10 Things a New Investor Should Do (Proactive Steps)
By: Loreal Loftus
- Educate Yourself Now
Learn the basics: wholesaling, buy-and-hold, subject-to, seller financing. The more strategies you know, the more deals you can turn into “yes.”
- Pick Your Lane
Don’t chase everything. Decide whether you want to wholesale, flip, or hold rentals and focus there.
- Study Your Local Market
Track days on market, price reductions, and foreclosure filings in 2–3 ZIP codes. This gives you a feel for shifts before others notice.
- Build a Buyers & Lenders List
Start meeting cash buyers and private lenders today. When you get a deal, you’ll already know who can close.
- Practice Deal Analysis
Run comps, calculate ARV, and estimate repairs on 100 properties before you buy. Speed and accuracy with numbers is your safety net.
- Network Consistently
Go to your local REIA (like MnREIA), meet agents, wholesalers, and other investors. Most deals are shared within relationships, not public listings.

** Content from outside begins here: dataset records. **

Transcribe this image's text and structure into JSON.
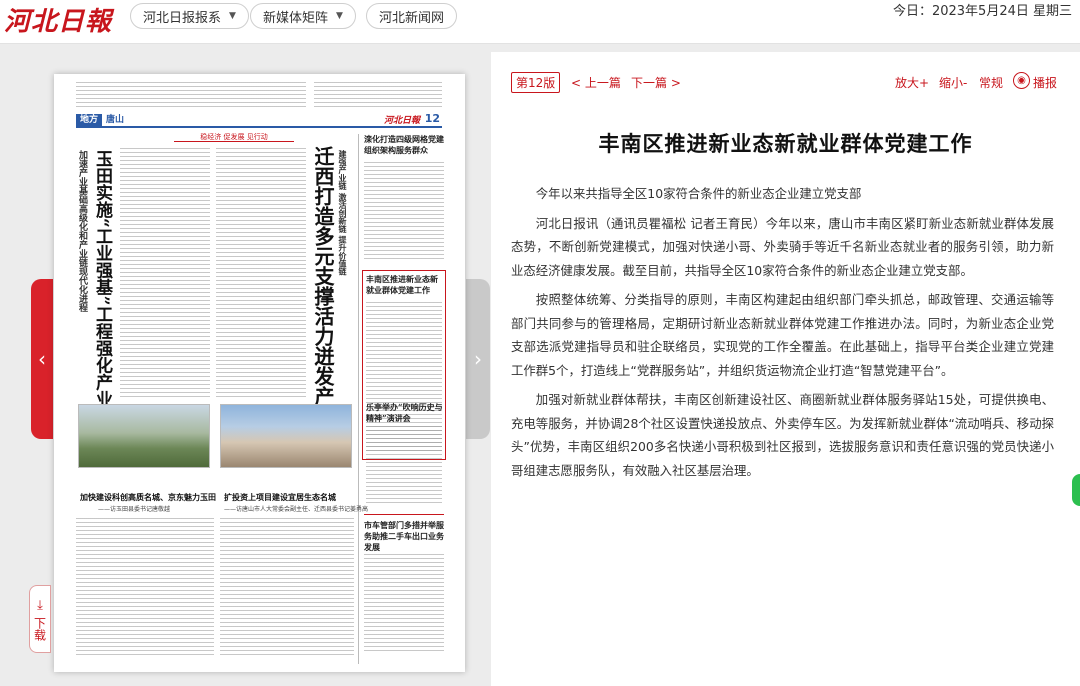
{
  "header": {
    "logo_text": "河北日報",
    "nav": [
      {
        "label": "河北日报报系",
        "has_dropdown": true
      },
      {
        "label": "新媒体矩阵",
        "has_dropdown": true
      },
      {
        "label": "河北新闻网",
        "has_dropdown": false
      }
    ],
    "date_text": "今日：2023年5月24日 星期三"
  },
  "pager": {
    "prev_glyph": "‹",
    "next_glyph": "›",
    "download_label": "下载"
  },
  "newspaper": {
    "section": "地方",
    "section_city": "唐山",
    "masthead": "河北日報",
    "page_no": "12",
    "banner": "稳经济 促发展 见行动",
    "headline_a": "玉田实施“工业强基”工程强化产业支撑",
    "subhead_a": "加速产业基础高级化和产业链现代化进程",
    "headline_b": "迁西打造多元支撑活力迸发产业格局",
    "subhead_b": "建强产业链 激活创新链 提升价值链",
    "side_title_1": "滦化打造四级网格党建组织架构服务群众",
    "side_title_2": "丰南区推进新业态新就业群体党建工作",
    "side_title_3": "乐亭举办“吹响历史与精神”演讲会",
    "side_title_4": "市车管部门多措并举服务助推二手车出口业务发展",
    "caption_1": "加快建设科创高质名城、京东魅力玉田",
    "caption_1_sub": "——访玉田县委书记唐敬越",
    "caption_2": "扩投资上项目建设宜居生态名城",
    "caption_2_sub": "——访唐山市人大常委会副主任、迁西县委书记姜勇高"
  },
  "article": {
    "edition": "第12版",
    "prev": "< 上一篇",
    "next": "下一篇 >",
    "zoom_in": "放大+",
    "zoom_out": "缩小-",
    "normal": "常规",
    "broadcast": "播报",
    "title": "丰南区推进新业态新就业群体党建工作",
    "paragraphs": [
      "今年以来共指导全区10家符合条件的新业态企业建立党支部",
      "河北日报讯（通讯员瞿福松 记者王育民）今年以来，唐山市丰南区紧盯新业态新就业群体发展态势，不断创新党建模式，加强对快递小哥、外卖骑手等近千名新业态就业者的服务引领，助力新业态经济健康发展。截至目前，共指导全区10家符合条件的新业态企业建立党支部。",
      "按照整体统筹、分类指导的原则，丰南区构建起由组织部门牵头抓总，邮政管理、交通运输等部门共同参与的管理格局，定期研讨新业态新就业群体党建工作推进办法。同时，为新业态企业党支部选派党建指导员和驻企联络员，实现党的工作全覆盖。在此基础上，指导平台类企业建立党建工作群5个，打造线上“党群服务站”，并组织货运物流企业打造“智慧党建平台”。",
      "加强对新就业群体帮扶，丰南区创新建设社区、商圈新就业群体服务驿站15处，可提供换电、充电等服务，并协调28个社区设置快递投放点、外卖停车区。为发挥新就业群体“流动哨兵、移动探头”优势，丰南区组织200多名快递小哥积极到社区报到，选拔服务意识和责任意识强的党员快递小哥组建志愿服务队，有效融入社区基层治理。"
    ]
  },
  "icons": {
    "caret": "▼",
    "play": "◉",
    "download": "⤓"
  }
}
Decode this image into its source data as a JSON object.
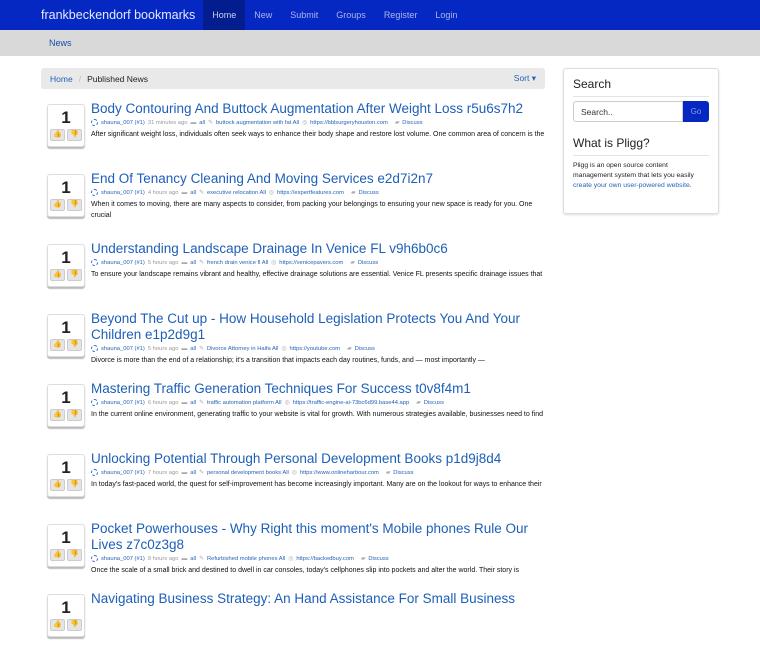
{
  "nav": {
    "brand": "frankbeckendorf bookmarks",
    "items": [
      "Home",
      "New",
      "Submit",
      "Groups",
      "Register",
      "Login"
    ]
  },
  "subnav": {
    "item": "News"
  },
  "breadcrumb": {
    "home": "Home",
    "current": "Published News",
    "sort": "Sort ▾"
  },
  "stories": [
    {
      "votes": "1",
      "title": "Body Contouring And Buttock Augmentation After Weight Loss r5u6s7h2",
      "user": "shauna_007 (#1)",
      "time": "31 minutes ago",
      "category": "all",
      "tags": "buttock augmentation with fat All",
      "url": "https://bblsurgeryhouston.com",
      "discuss": "Discuss",
      "desc": "After significant weight loss, individuals often seek ways to enhance their body shape and restore lost volume. One common area of concern is the"
    },
    {
      "votes": "1",
      "title": "End Of Tenancy Cleaning And Moving Services e2d7i2n7",
      "user": "shauna_007 (#1)",
      "time": "4 hours ago",
      "category": "all",
      "tags": "executive relocation All",
      "url": "https://expertfeatures.com",
      "discuss": "Discuss",
      "desc": "When it comes to moving, there are many aspects to consider, from packing your belongings to ensuring your new space is ready for you. One crucial"
    },
    {
      "votes": "1",
      "title": "Understanding Landscape Drainage In Venice FL v9h6b0c6",
      "user": "shauna_007 (#1)",
      "time": "5 hours ago",
      "category": "all",
      "tags": "french drain venice fl All",
      "url": "https://venicepavers.com",
      "discuss": "Discuss",
      "desc": "To ensure your landscape remains vibrant and healthy, effective drainage solutions are essential. Venice FL presents specific drainage issues that"
    },
    {
      "votes": "1",
      "title": "Beyond The Cut up - How Household Legislation Protects You And Your Children e1p2d9g1",
      "user": "shauna_007 (#1)",
      "time": "5 hours ago",
      "category": "all",
      "tags": "Divorce Attorney in Haifa All",
      "url": "https://youtube.com",
      "discuss": "Discuss",
      "desc": "Divorce is more than the end of a relationship; it's a transition that impacts each day routines, funds, and — most importantly —"
    },
    {
      "votes": "1",
      "title": "Mastering Traffic Generation Techniques For Success t0v8f4m1",
      "user": "shauna_007 (#1)",
      "time": "6 hours ago",
      "category": "all",
      "tags": "traffic automation platform All",
      "url": "https://traffic-engine-ai-73bc6d99.base44.app",
      "discuss": "Discuss",
      "desc": "In the current online environment, generating traffic to your website is vital for growth. With numerous strategies available, businesses need to find"
    },
    {
      "votes": "1",
      "title": "Unlocking Potential Through Personal Development Books p1d9j8d4",
      "user": "shauna_007 (#1)",
      "time": "7 hours ago",
      "category": "all",
      "tags": "personal development books All",
      "url": "https://www.onlineharbour.com",
      "discuss": "Discuss",
      "desc": "In today's fast-paced world, the quest for self-improvement has become increasingly important. Many are on the lookout for ways to enhance their"
    },
    {
      "votes": "1",
      "title": "Pocket Powerhouses - Why Right this moment's Mobile phones Rule Our Lives z7c0z3g8",
      "user": "shauna_007 (#1)",
      "time": "8 hours ago",
      "category": "all",
      "tags": "Refurbished mobile phones All",
      "url": "https://backedbuy.com",
      "discuss": "Discuss",
      "desc": "Once the scale of a small brick and destined to dwell in car consoles, today's cellphones slip into pockets and alter the world. Their story is"
    },
    {
      "votes": "1",
      "title": "Navigating Business Strategy: An Hand Assistance For Small Business",
      "user": "",
      "time": "",
      "category": "",
      "tags": "",
      "url": "",
      "discuss": "",
      "desc": ""
    }
  ],
  "sidebar": {
    "search_title": "Search",
    "search_placeholder": "Search..",
    "go": "Go",
    "pligg_title": "What is Pligg?",
    "pligg_text": "Pligg is an open source content management system that lets you easily ",
    "pligg_link": "create your own user-powered website",
    "pligg_end": "."
  }
}
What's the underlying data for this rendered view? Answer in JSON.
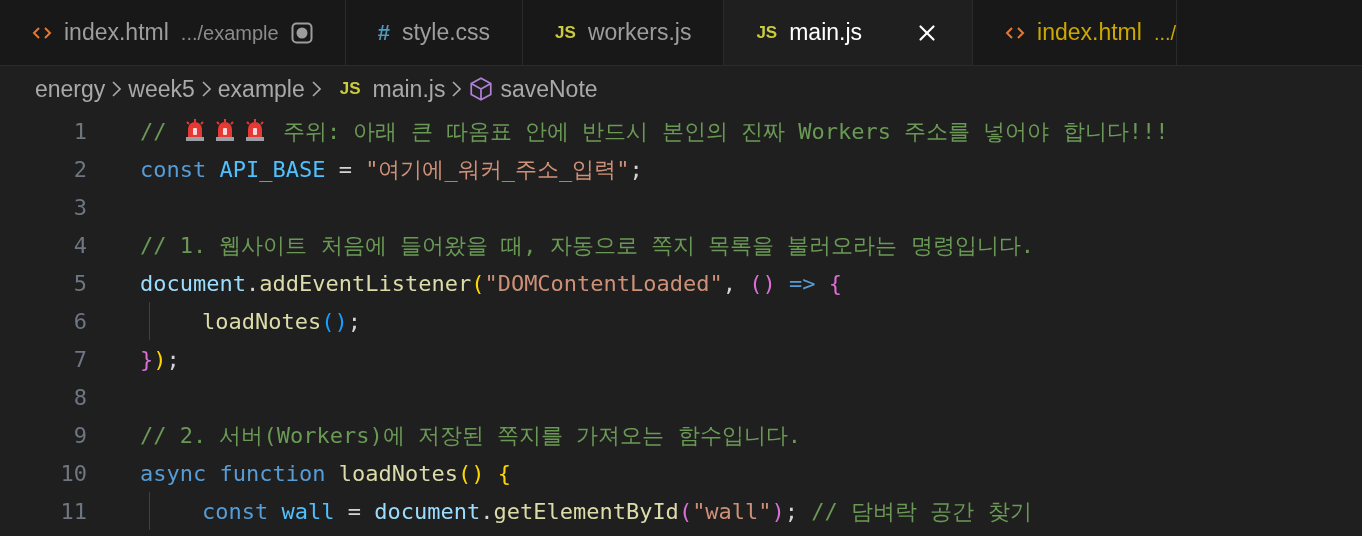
{
  "tabs": [
    {
      "icon": {
        "kind": "html"
      },
      "label": "index.html",
      "path": ".../example",
      "selected": false,
      "dirty": true,
      "warning": false
    },
    {
      "icon": {
        "kind": "css",
        "glyph": "#"
      },
      "label": "style.css",
      "selected": false,
      "dirty": false,
      "warning": false
    },
    {
      "icon": {
        "kind": "js",
        "glyph": "JS"
      },
      "label": "workers.js",
      "selected": false,
      "dirty": false,
      "warning": false
    },
    {
      "icon": {
        "kind": "js",
        "glyph": "JS"
      },
      "label": "main.js",
      "selected": true,
      "dirty": false,
      "warning": false
    },
    {
      "icon": {
        "kind": "html"
      },
      "label": "index.html",
      "path": ".../",
      "selected": false,
      "dirty": false,
      "warning": true
    }
  ],
  "breadcrumb": [
    {
      "kind": "folder",
      "label": "energy"
    },
    {
      "kind": "folder",
      "label": "week5"
    },
    {
      "kind": "folder",
      "label": "example"
    },
    {
      "kind": "file",
      "glyph": "JS",
      "label": "main.js"
    },
    {
      "kind": "symbol",
      "label": "saveNote"
    }
  ],
  "lines": [
    {
      "number": "1",
      "indent": false,
      "tokens": [
        {
          "kind": "comment",
          "text": "// "
        },
        {
          "kind": "siren"
        },
        {
          "kind": "siren"
        },
        {
          "kind": "siren"
        },
        {
          "kind": "comment",
          "text": " 주위: 아래 큰 따옴표 안에 반드시 본인의 진짜 Workers 주소를 넣어야 합니다!!!"
        }
      ]
    },
    {
      "number": "2",
      "indent": false,
      "tokens": [
        {
          "kind": "keyword",
          "text": "const "
        },
        {
          "kind": "constant",
          "text": "API_BASE"
        },
        {
          "kind": "plain",
          "text": " = "
        },
        {
          "kind": "string",
          "text": "\"여기에_워커_주소_입력\""
        },
        {
          "kind": "plain",
          "text": ";"
        }
      ]
    },
    {
      "number": "3",
      "indent": false
    },
    {
      "number": "4",
      "indent": false,
      "tokens": [
        {
          "kind": "comment",
          "text": "// 1. 웹사이트 처음에 들어왔을 때, 자동으로 쪽지 목록을 불러오라는 명령입니다."
        }
      ]
    },
    {
      "number": "5",
      "indent": false,
      "tokens": [
        {
          "kind": "variable",
          "text": "document"
        },
        {
          "kind": "plain",
          "text": "."
        },
        {
          "kind": "function",
          "text": "addEventListener"
        },
        {
          "kind": "bracket1",
          "text": "("
        },
        {
          "kind": "string",
          "text": "\"DOMContentLoaded\""
        },
        {
          "kind": "plain",
          "text": ", "
        },
        {
          "kind": "bracket2",
          "text": "() "
        },
        {
          "kind": "keyword",
          "text": "=> "
        },
        {
          "kind": "bracket2",
          "text": "{"
        }
      ]
    },
    {
      "number": "6",
      "indent": true,
      "tokens": [
        {
          "kind": "function",
          "text": "loadNotes"
        },
        {
          "kind": "bracket3",
          "text": "()"
        },
        {
          "kind": "plain",
          "text": ";"
        }
      ]
    },
    {
      "number": "7",
      "indent": false,
      "tokens": [
        {
          "kind": "bracket2",
          "text": "}"
        },
        {
          "kind": "bracket1",
          "text": ")"
        },
        {
          "kind": "plain",
          "text": ";"
        }
      ]
    },
    {
      "number": "8",
      "indent": false
    },
    {
      "number": "9",
      "indent": false,
      "tokens": [
        {
          "kind": "comment",
          "text": "// 2. 서버(Workers)에 저장된 쪽지를 가져오는 함수입니다."
        }
      ]
    },
    {
      "number": "10",
      "indent": false,
      "tokens": [
        {
          "kind": "keyword",
          "text": "async function "
        },
        {
          "kind": "function",
          "text": "loadNotes"
        },
        {
          "kind": "bracket1",
          "text": "() {"
        }
      ]
    },
    {
      "number": "11",
      "indent": true,
      "tokens": [
        {
          "kind": "keyword",
          "text": "const "
        },
        {
          "kind": "constant",
          "text": "wall"
        },
        {
          "kind": "plain",
          "text": " = "
        },
        {
          "kind": "variable",
          "text": "document"
        },
        {
          "kind": "plain",
          "text": "."
        },
        {
          "kind": "function",
          "text": "getElementById"
        },
        {
          "kind": "bracket2",
          "text": "("
        },
        {
          "kind": "string",
          "text": "\"wall\""
        },
        {
          "kind": "bracket2",
          "text": ")"
        },
        {
          "kind": "plain",
          "text": "; "
        },
        {
          "kind": "comment",
          "text": "// 담벼락 공간 찾기"
        }
      ]
    }
  ]
}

- Get Marketing Going Early
Even a small direct-mail, cold-calling, or driving-for-dollars system builds momentum. Sellers need to see your name before they need to sell.
- Stack Cash & Credit
Save reserves now. Line up HELOCs, business credit, or private lenders before you need them. In a tighter lending world, cash = power.
- Protect Against Risk
Always check title, liens, and disclosures. Don’t cut corners with “creative” financing that could get you in legal trouble.
- Be Patient but Ready
The biggest profits often come when others freeze. Don’t rush into bad deals now—prepare so that when foreclosures and motivated sellers rise, you can act fast.
? Bottom Line
The next 24 months will bring more opportunity for those prepared and more pain for those who aren’t. If you build your knowledge, your network, and your systems now, you’ll be ready to buy discounted deals when the wave of motivated sellers hits.